What advocacy issues are you involved in?
The advocacy issue that is closest to my heart is figuring out ways to reduce the health effects of climate change. One of the projects that I’m working on right now is with the Natural Resources Defense Council and one of their areas of focus is climate change. That’s really exciting work because their work is making science understandable to the public, to the policy makers and ultimately understandable to change-makers. So I’ve learned that I like those multi-disciplinary collaborations and that it takes that to do effective work.
Do you have any success stories? Any particular failures or successes you’ve learned from?
[During my fellowship], I chose to do a project that focused on children, asthma, ozone levels and climate change in NYC. It was basically an exercise in estimating what the future effect of climate change would be on those things in NYC. So it was like a projection exercise and when I finished the thesis I wrote it up as a manuscript and published it.
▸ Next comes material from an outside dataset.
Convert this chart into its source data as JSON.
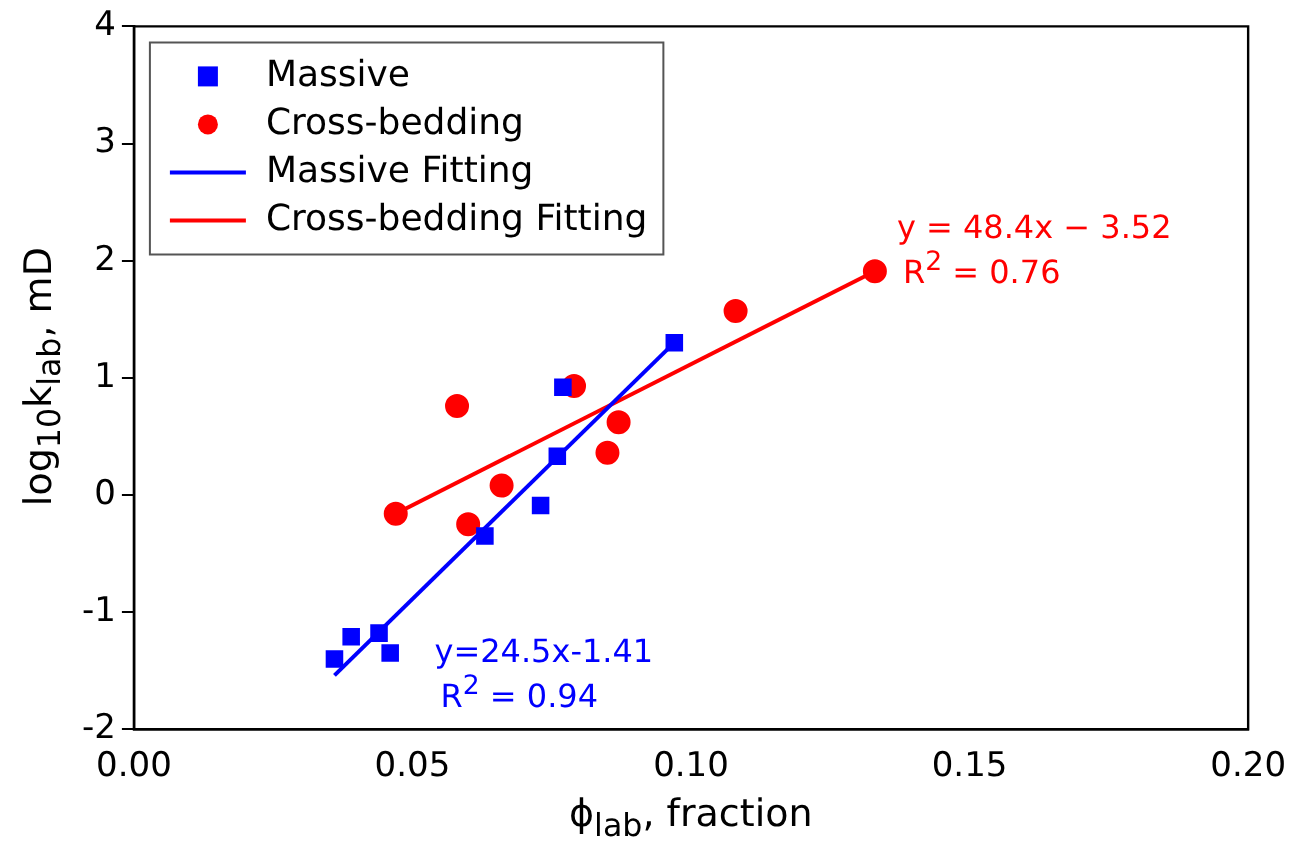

I went to an American Public Health Association meeting and someone from the Union for Concerned Scientists said to me, “you know people are walking around Congress with your paper right now? They’re using it to help convince people that climate change is important”. I said, “no, but that’s very good!” The paper wasn’t earth shattering, but it was an example of taking some numbers that are out there, tools and climate models, and packaging it in an effective way to help tell the story and convince people that climate change isn’t just about the polar bears, the things that are far away, but it might be about, say, their grandchild. It helps make it more real, and thus it helps motivate people to do the right thing.
Is there any current legislation in the works that you have a stance on?
I feel like one of the most important pieces of public health legislation is the farm bill. I think it has significant impacts in terms of climate change but also in so many other ways. The farm bill is what directs the major subsidies towards agriculture and in the past that’s been the big five: corn, wheat, soybeans, cotton, and rice. It also does land conservation funding. It does food stamps. Indirectly, not only does it touch on hunger issues, it drives prices in markets. So literally in the grocery store in terms of the fact that high fructose corn syrup comes from such a subsidized crop, it makes the price of soda less than the price of orange juice, for example. In all of that, economics is tied up in how we eat and where we eat and how we source all of it. Food production is such a massive carbon footprint we could potentially, by shifting those subsidies around, supporting small farmers and local food sourcing, reduce the U.S. carbon footprint in terms of dietary choices, but simultaneously address the massive public health crisis of obesity.
What’s your advocacy pearl of wisdom?
My advice to professionals is to engage with people at all levels of training, because I think we can all learn from each other.